On her own with so many children, Blackburn’s mother suffered from depression, which sometimes required hospital stays. For this reason (as well as the fact that the young Blackburn didn’t want to be judged or pitied), she rarely invited friends to her home (5: Life Is Not A Popularity Contest).
Fortunately, she was able to attend Broadland House Girls Grammar School, where she received an excellent education. Her two regrets are that neither Greek nor Physics (which she learned at the local public high school in evening classes) was offered at her school. She was, however, able to study piano, which she loved enough to “wistfully hope” that she could become a musician (9: Music).
In 1989, three years after the birth of her son, Benjamin, she decided that the drive from the family to Berkeley each day simply became too much. So she–and her laboratory–relocated to UCSF. Blackburn was president of the American Society for Cell Biology in 1998, and in late 2001 joined the President’s Council on Bioethics. She disagreed with some of the council’s recommendations (11: Risk Addiction), and after two years the personnel office of the George W. Bush White House informed her that she would no longer be on the council.
In 2009, Dr. Blackburn, one of her researchers (Dr. Carol W. Grieder) and Harvard‘s Dr. Jack W. Szostak won the Nobel Prize in Physiology or Medicine for the discovery of the enzyme telomerase (8: Turning No Into Yes). Until then, only eight women had won Nobel Prizes in Medicine.
Dr. Blackburn has discovered that traumatic events early in life can affect both telomeres and health for decades afterwards. She is currently researching the impact of meditation on telomeres.
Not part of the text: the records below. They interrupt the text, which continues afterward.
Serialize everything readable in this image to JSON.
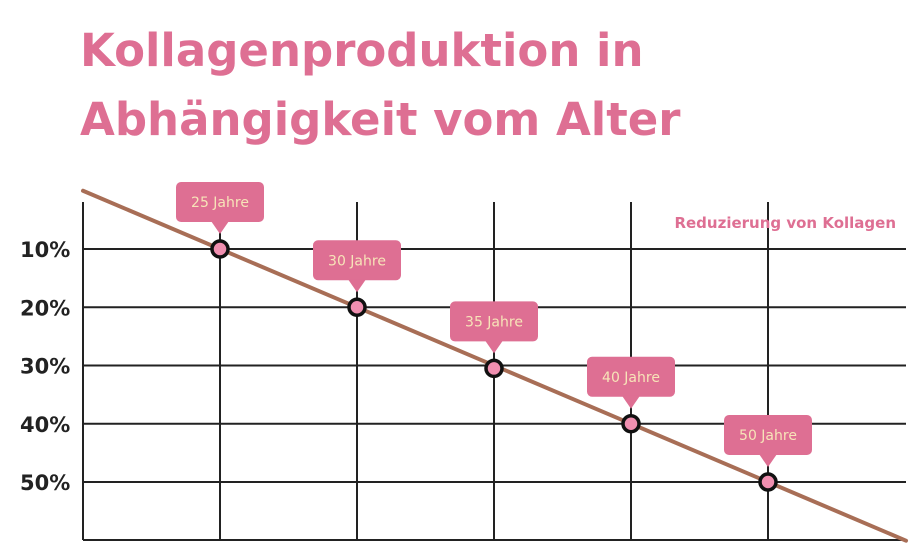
{
  "title_lines": [
    "Kollagenproduktion in",
    "Abhängigkeit vom Alter"
  ],
  "colors": {
    "title": "#de6f93",
    "tag": "#de6f93",
    "tag_text": "#f7e4b8",
    "line": "#a86e56",
    "grid": "#222222",
    "marker_fill": "#f08fb0",
    "legend": "#de6f93"
  },
  "chart_data": {
    "type": "line",
    "title": "Kollagenproduktion in Abhängigkeit vom Alter",
    "legend": "Reduzierung von Kollagen",
    "legend_position": "top-right",
    "grid": true,
    "y_tick_labels": [
      "10%",
      "20%",
      "30%",
      "40%",
      "50%"
    ],
    "y_ticks": [
      10,
      20,
      30,
      40,
      50
    ],
    "y_inverted": true,
    "points": [
      {
        "label": "25 Jahre",
        "y": 10
      },
      {
        "label": "30 Jahre",
        "y": 20
      },
      {
        "label": "35 Jahre",
        "y": 30.5
      },
      {
        "label": "40 Jahre",
        "y": 40
      },
      {
        "label": "50 Jahre",
        "y": 50
      }
    ]
  }
}
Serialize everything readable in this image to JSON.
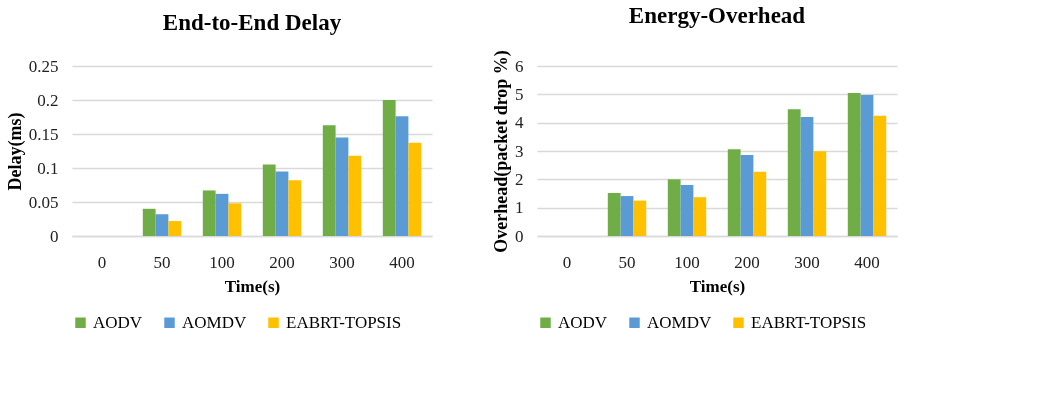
{
  "chart_data": [
    {
      "type": "bar",
      "title": "End-to-End Delay",
      "xlabel": "Time(s)",
      "ylabel": "Delay(ms)",
      "categories": [
        "0",
        "50",
        "100",
        "200",
        "300",
        "400"
      ],
      "ylim": [
        0,
        0.25
      ],
      "yticks": [
        0,
        0.05,
        0.1,
        0.15,
        0.2,
        0.25
      ],
      "grid": "y",
      "legend": "bottom",
      "series": [
        {
          "name": "AODV",
          "color": "#70ad47",
          "values": [
            0,
            0.04,
            0.067,
            0.105,
            0.163,
            0.2
          ]
        },
        {
          "name": "AOMDV",
          "color": "#5b9bd5",
          "values": [
            0,
            0.032,
            0.062,
            0.095,
            0.145,
            0.176
          ]
        },
        {
          "name": "EABRT-TOPSIS",
          "color": "#ffc000",
          "values": [
            0,
            0.022,
            0.048,
            0.082,
            0.118,
            0.137
          ]
        }
      ]
    },
    {
      "type": "bar",
      "title": "Energy-Overhead",
      "xlabel": "Time(s)",
      "ylabel": "Overhead(packet drop %)",
      "categories": [
        "0",
        "50",
        "100",
        "200",
        "300",
        "400"
      ],
      "ylim": [
        0,
        6
      ],
      "yticks": [
        0,
        1,
        2,
        3,
        4,
        5,
        6
      ],
      "grid": "y",
      "legend": "bottom",
      "series": [
        {
          "name": "AODV",
          "color": "#70ad47",
          "values": [
            0,
            1.52,
            2.0,
            3.06,
            4.47,
            5.05
          ]
        },
        {
          "name": "AOMDV",
          "color": "#5b9bd5",
          "values": [
            0,
            1.41,
            1.8,
            2.86,
            4.2,
            4.98
          ]
        },
        {
          "name": "EABRT-TOPSIS",
          "color": "#ffc000",
          "values": [
            0,
            1.25,
            1.37,
            2.27,
            2.99,
            4.24
          ]
        }
      ]
    }
  ]
}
Her hope is to offer testing to the public within the year because unusually short telomeres may indicate a health problem. She feels that measuring telomeres could become part of a new direction in medicine–one that could “intercept” disease.
Working in a primarily male-dominated field has brought a number of challenges to Dr. Blackburn’s career. In fact, at one point she admitted that when younger “I would have been a little afraid to do things because my male colleagues wouldn’t have taken me seriously as a molecular biologist.” Now, however, “Being senior enough in the field, having enough solidity, I don’t feel afraid of being marginalized” (13: More Than Meets the Eye).